Playing Atari games on the Arcade is generally fun, but the appeal can be limiting. A slightly stiff micro-switch joystick and large, mushy buttons don't click as comfortably as the iCade's more professional hardware. You can feel the difference when button-mashing through Asteroids or Yar's Revenge. The hard turns on the joystick are also difficult to pull off without the Atari Arcade shifting a little on the table: make sure those rubber feet beneath are set firmly down on a grippy surface.
The biggest knock against the Atari Arcade is its limited library. The peripheral is a one-trick pony for the Atari app, which costs $10 for 100 games, or 99 cents for any of several four-packs of related games. A total cost of $70 isn't outrageous for a complete retro package of Atari games and a controller to play them with, but it borders on the fetishistic. After all, you could always play these games on the iPad itself using touch controls.
This brings us to a final gripe: it's an odd fit to pair a joystick with Atari's arcade legacy. Many of Atari's most famous games, featured in this collection--Asteroids, Missile Command, Centipede, Crystal Castles, Breakout--used nontraditional controls like trackballs or paddles.

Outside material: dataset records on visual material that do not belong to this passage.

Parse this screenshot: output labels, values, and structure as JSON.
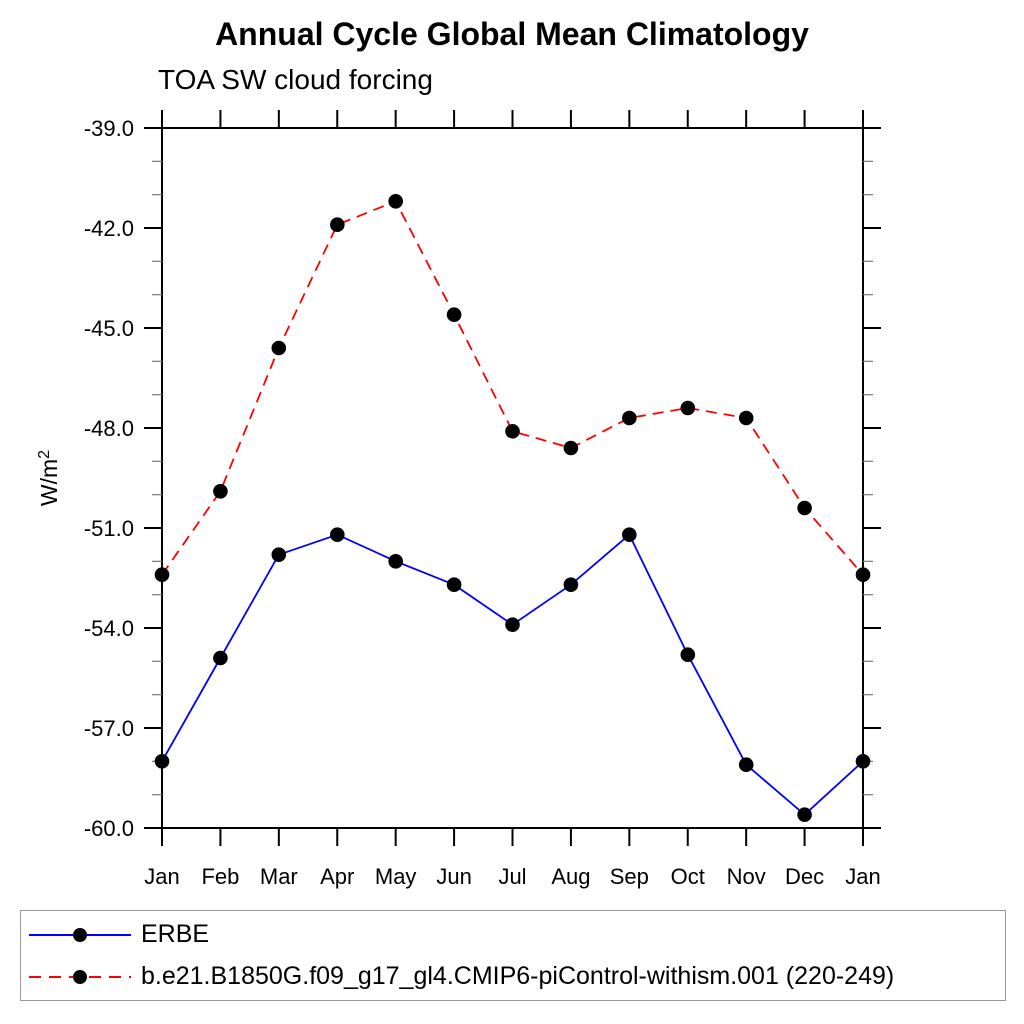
{
  "chart_data": {
    "type": "line",
    "title": "Annual Cycle Global Mean Climatology",
    "subtitle": "TOA SW cloud forcing",
    "ylabel": {
      "base": "W/m",
      "sup": "2"
    },
    "x_categories": [
      "Jan",
      "Feb",
      "Mar",
      "Apr",
      "May",
      "Jun",
      "Jul",
      "Aug",
      "Sep",
      "Oct",
      "Nov",
      "Dec",
      "Jan"
    ],
    "y_axis": {
      "min": -60.0,
      "max": -39.0,
      "major_tick_interval": 3.0,
      "minor_tick_interval": 1.0,
      "tick_labels": [
        "-39.0",
        "-42.0",
        "-45.0",
        "-48.0",
        "-51.0",
        "-54.0",
        "-57.0",
        "-60.0"
      ]
    },
    "grid": false,
    "legend_position": "bottom",
    "series": [
      {
        "name": "ERBE",
        "color": "#0000ff",
        "line_style": "solid",
        "marker": "filled-circle",
        "marker_color": "#000000",
        "values": [
          -58.0,
          -54.9,
          -51.8,
          -51.2,
          -52.0,
          -52.7,
          -53.9,
          -52.7,
          -51.2,
          -54.8,
          -58.1,
          -59.6,
          -58.0
        ]
      },
      {
        "name": "b.e21.B1850G.f09_g17_gl4.CMIP6-piControl-withism.001 (220-249)",
        "color": "#ff0000",
        "line_style": "dashed",
        "marker": "filled-circle",
        "marker_color": "#000000",
        "values": [
          -52.4,
          -49.9,
          -45.6,
          -41.9,
          -41.2,
          -44.6,
          -48.1,
          -48.6,
          -47.7,
          -47.4,
          -47.7,
          -50.4,
          -52.4
        ]
      }
    ]
  }
}
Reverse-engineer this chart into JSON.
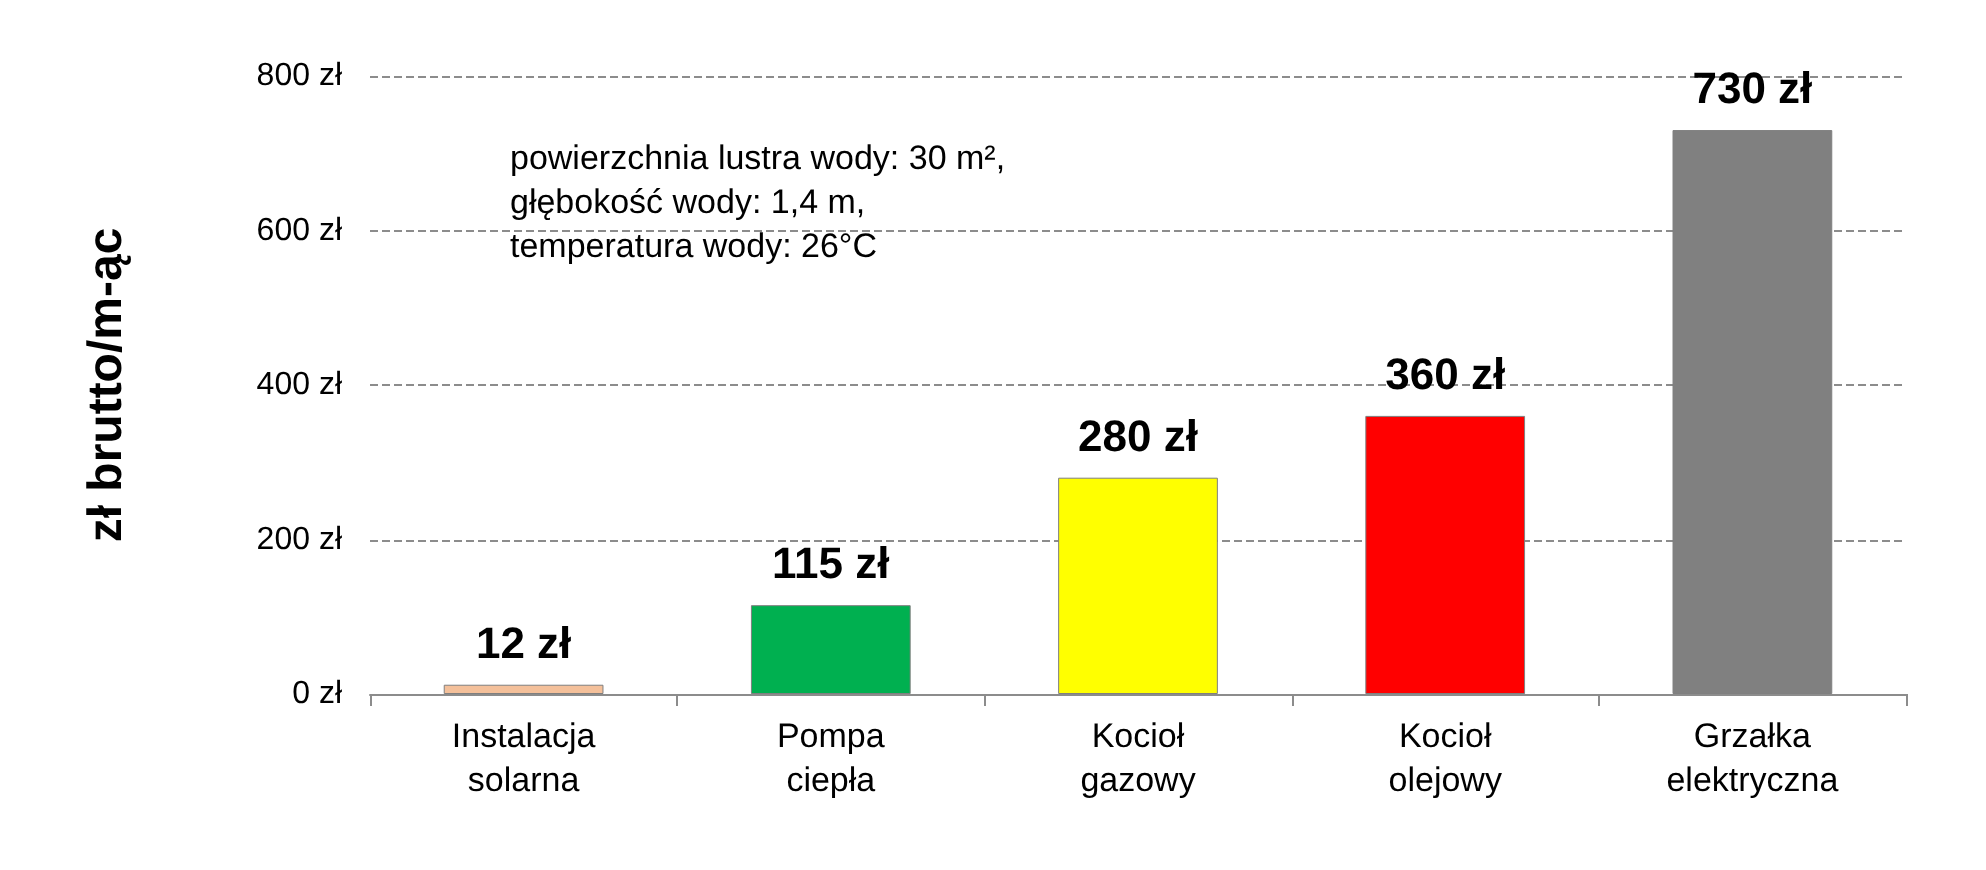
{
  "chart_data": {
    "type": "bar",
    "ylabel": "zł brutto/m-ąc",
    "categories": [
      "Instalacja\nsolarna",
      "Pompa\nciepła",
      "Kocioł\ngazowy",
      "Kocioł\nolejowy",
      "Grzałka\nelektryczna"
    ],
    "values": [
      12,
      115,
      280,
      360,
      730
    ],
    "colors": [
      "#f4c09a",
      "#00b050",
      "#ffff00",
      "#ff0000",
      "#808080"
    ],
    "value_labels": [
      "12 zł",
      "115 zł",
      "280 zł",
      "360 zł",
      "730 zł"
    ],
    "ylim": [
      0,
      800
    ],
    "yticks": [
      {
        "value": 0,
        "label": "0 zł"
      },
      {
        "value": 200,
        "label": "200 zł"
      },
      {
        "value": 400,
        "label": "400 zł"
      },
      {
        "value": 600,
        "label": "600 zł"
      },
      {
        "value": 800,
        "label": "800 zł"
      }
    ],
    "grid": "y",
    "annotations": [
      "powierzchnia lustra wody: 30 m²,\ngłębokość wody: 1,4 m,\ntemperatura wody: 26°C"
    ]
  }
}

A joystick just doesn't give you the real arcade experience for Centipede or, especially, Crystal Castles. Now, a trackball peripheral? Hmm, now we're talking.
Indie game developers--a precious few of them--have started making games compatible with the Ion iCade. They're hardly great, but they add to the value package. The Atari Arcade will need to add compatibility for other games to really be worth its price of admission. Space Invaders, Pac-Man, Dig-Dug...these are the games we need a joystick for, and none of them supports the Atari Arcade. Hopefully, they will. Retro game makers need to stick together.